Kavner's Brenda definitely was from New York. Definitely Jewish. And Julie played her to perfection. Perhaps so well that Brenda's accent has stayed with her ever since.
The other day Kavner was in Hollywood to promote 'This Is My Life,' her New York attitude and dialect intact.
Asked why everybody is convinced she's a native New Yorker, Kavner answered with panache.
'Go figure. Right,' she said.
'But why couldn't I play New York Jewish. I'm not married. Right? But I play a divorcee in the picture. I also play a mother. And I don't have kids.'
In the film she plays a Macy's cosmetics saleswoman who becomes a successful standup comedian, at great cost to her relationship with her daughters. She gives credit to writer Nora Ephron for her performance.

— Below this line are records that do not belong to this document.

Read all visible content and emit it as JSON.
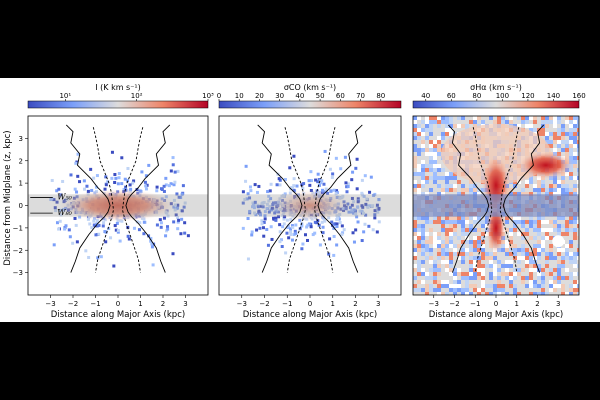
{
  "figure": {
    "ylabel": "Distance from Midplane (z, kpc)",
    "xlabel": "Distance along Major Axis (kpc)"
  },
  "chart_data": [
    {
      "type": "heatmap",
      "panel": "intensity",
      "colorbar": {
        "label": "I (K km s⁻¹)",
        "scale": "log",
        "range": [
          3,
          1000
        ],
        "ticks": [
          {
            "value": 10,
            "label": "10¹"
          },
          {
            "value": 100,
            "label": "10²"
          },
          {
            "value": 1000,
            "label": "10³"
          }
        ],
        "colormap": [
          "#3b4cc0",
          "#7b9ff9",
          "#c0d4f5",
          "#f2cbb7",
          "#ee8468",
          "#b40426"
        ]
      },
      "xlim": [
        -4,
        4
      ],
      "ylim": [
        -4,
        4
      ],
      "x_ticks": [
        -3,
        -2,
        -1,
        0,
        1,
        2,
        3
      ],
      "y_ticks": [
        -3,
        -2,
        -1,
        0,
        1,
        2,
        3
      ],
      "x_tick_labels": [
        "−3",
        "−2",
        "−1",
        "0",
        "1",
        "2",
        "3"
      ],
      "y_tick_labels": [
        "−3",
        "−2",
        "−1",
        "0",
        "1",
        "2",
        "3"
      ],
      "shaded_band_z": [
        -0.5,
        0.5
      ],
      "annotations": [
        {
          "text": "W₅₀",
          "x": -3.6,
          "y": 0.45
        },
        {
          "text": "W₈₀",
          "x": -3.6,
          "y": -0.25
        }
      ],
      "w_lines": [
        {
          "name": "W50",
          "points": [
            [
              -2.3,
              3.6
            ],
            [
              -2.0,
              3.3
            ],
            [
              -2.1,
              2.8
            ],
            [
              -1.7,
              2.3
            ],
            [
              -1.8,
              1.8
            ],
            [
              -1.2,
              1.2
            ],
            [
              -0.9,
              0.8
            ],
            [
              -0.6,
              0.5
            ],
            [
              -0.45,
              0.3
            ],
            [
              -0.35,
              0.0
            ],
            [
              -0.45,
              -0.3
            ],
            [
              -0.6,
              -0.5
            ],
            [
              -0.9,
              -0.8
            ],
            [
              -1.3,
              -1.3
            ],
            [
              -1.7,
              -1.9
            ],
            [
              -1.9,
              -2.5
            ],
            [
              -2.1,
              -3.0
            ]
          ]
        },
        {
          "name": "W50",
          "points": [
            [
              2.3,
              3.6
            ],
            [
              2.0,
              3.3
            ],
            [
              2.1,
              2.8
            ],
            [
              1.7,
              2.3
            ],
            [
              1.8,
              1.8
            ],
            [
              1.2,
              1.2
            ],
            [
              0.9,
              0.8
            ],
            [
              0.6,
              0.5
            ],
            [
              0.45,
              0.3
            ],
            [
              0.35,
              0.0
            ],
            [
              0.45,
              -0.3
            ],
            [
              0.6,
              -0.5
            ],
            [
              0.9,
              -0.8
            ],
            [
              1.3,
              -1.3
            ],
            [
              1.7,
              -1.9
            ],
            [
              1.9,
              -2.5
            ],
            [
              2.1,
              -3.0
            ]
          ]
        }
      ],
      "w80_lines": [
        {
          "name": "W80",
          "points": [
            [
              -1.1,
              3.5
            ],
            [
              -1.0,
              3.1
            ],
            [
              -0.9,
              2.6
            ],
            [
              -0.8,
              2.0
            ],
            [
              -0.6,
              1.5
            ],
            [
              -0.4,
              1.0
            ],
            [
              -0.3,
              0.6
            ],
            [
              -0.25,
              0.2
            ],
            [
              -0.2,
              -0.2
            ],
            [
              -0.3,
              -0.6
            ],
            [
              -0.5,
              -1.2
            ],
            [
              -0.7,
              -1.8
            ],
            [
              -0.9,
              -2.4
            ],
            [
              -1.0,
              -3.0
            ]
          ]
        },
        {
          "name": "W80",
          "points": [
            [
              1.1,
              3.5
            ],
            [
              1.0,
              3.1
            ],
            [
              0.9,
              2.6
            ],
            [
              0.8,
              2.0
            ],
            [
              0.6,
              1.5
            ],
            [
              0.4,
              1.0
            ],
            [
              0.3,
              0.6
            ],
            [
              0.25,
              0.2
            ],
            [
              0.2,
              -0.2
            ],
            [
              0.3,
              -0.6
            ],
            [
              0.5,
              -1.2
            ],
            [
              0.7,
              -1.8
            ],
            [
              0.9,
              -2.4
            ],
            [
              1.0,
              -3.0
            ]
          ]
        }
      ]
    },
    {
      "type": "heatmap",
      "panel": "sigma_co",
      "colorbar": {
        "label": "σCO (km s⁻¹)",
        "scale": "linear",
        "range": [
          0,
          90
        ],
        "ticks": [
          {
            "value": 0,
            "label": "0"
          },
          {
            "value": 10,
            "label": "10"
          },
          {
            "value": 20,
            "label": "20"
          },
          {
            "value": 30,
            "label": "30"
          },
          {
            "value": 40,
            "label": "40"
          },
          {
            "value": 50,
            "label": "50"
          },
          {
            "value": 60,
            "label": "60"
          },
          {
            "value": 70,
            "label": "70"
          },
          {
            "value": 80,
            "label": "80"
          }
        ],
        "colormap": [
          "#3b4cc0",
          "#7b9ff9",
          "#c0d4f5",
          "#f2cbb7",
          "#ee8468",
          "#b40426"
        ]
      },
      "xlim": [
        -4,
        4
      ],
      "ylim": [
        -4,
        4
      ],
      "x_ticks": [
        -3,
        -2,
        -1,
        0,
        1,
        2,
        3
      ],
      "x_tick_labels": [
        "−3",
        "−2",
        "−1",
        "0",
        "1",
        "2",
        "3"
      ],
      "shaded_band_z": [
        -0.5,
        0.5
      ]
    },
    {
      "type": "heatmap",
      "panel": "sigma_ha",
      "colorbar": {
        "label": "σHα (km s⁻¹)",
        "scale": "linear",
        "range": [
          30,
          160
        ],
        "ticks": [
          {
            "value": 40,
            "label": "40"
          },
          {
            "value": 60,
            "label": "60"
          },
          {
            "value": 80,
            "label": "80"
          },
          {
            "value": 100,
            "label": "100"
          },
          {
            "value": 120,
            "label": "120"
          },
          {
            "value": 140,
            "label": "140"
          },
          {
            "value": 160,
            "label": "160"
          }
        ],
        "colormap": [
          "#3b4cc0",
          "#7b9ff9",
          "#c0d4f5",
          "#f2cbb7",
          "#ee8468",
          "#b40426"
        ]
      },
      "xlim": [
        -4,
        4
      ],
      "ylim": [
        -4,
        4
      ],
      "x_ticks": [
        -3,
        -2,
        -1,
        0,
        1,
        2,
        3
      ],
      "x_tick_labels": [
        "−3",
        "−2",
        "−1",
        "0",
        "1",
        "2",
        "3"
      ],
      "shaded_band_z": [
        -0.5,
        0.5
      ]
    }
  ]
}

'You know, I had this great script,' she said. 'It doesn't come that difficult for me to be a mother. I was a camp counselor once. And I was a kid once. And I know mothers. You know?'
Kavner's on-screen-off-screen ethnicity is appreciated by Woody Allen, whose movies commonly deal with Jewish-American life. She has worked in five of his films: 'Hannah and Her Sisters,' 'Radio Days,' 'New York Stories,' 'Alice' and the new, unreleased, 'Shadows and Fog.'
Kavner's voice may be better known than her face. She provides the squeaky, gravelly voice of Marge Simpson in the hit animated series 'The Simpsons.' Her first album, 'The Simpsons Sing the Blues,' sold more than two million copies.
Asked if it was difficult working with youngsters Samantha Mathis and Gaby Hoffmann in the film, Kavner became an instant mother, praising the girls and predicting brilliant futures for them.
'I'm an old pro,' she said. 'Been acting a long time. The girls are professionals too. No problems with Samantha, but Gaby's a 9-year- old kid who thinks she's 40. She's an extraordinary child.'
As a child herself, Kavner made her family and friends laugh. She was encouraged to become a performer at an early age. She thought her best prospects for success were in New York, accounting for her California exodus.
'I don't know if I was ever a Jewish-American princess,' she said. 'I wasn't spoiled. Never had plastic surgery, but I always loved to go shopping. And I did go to Beverly Hills High, but don't tell anybody. I hated it. Hated it, hated it, hated it.
'I don't know about having kids of my own. I could imagine having kids like Samantha and Gaby when I played their mother. But in real life I'm in no hurry for that.
'First thing I gotta do is find somebody I'd want to have kids with. I'm ambivalent about motherhood. Young women today want to have kids; it's what life is about for them. Right.
'Me? I dunno. Right now it's a definite maybe.
'The character I play, Dotty Ingels, doesn't give up her career for her kids. And I wouldn't either. Definitely, no. That's Nora's point in this movie because she had to face the same thing when she was working in Toronto and her kids were in New York.
'The story says there must be some way for a woman to juggle both career and kids, and that it's not easy. No clear-cut answers.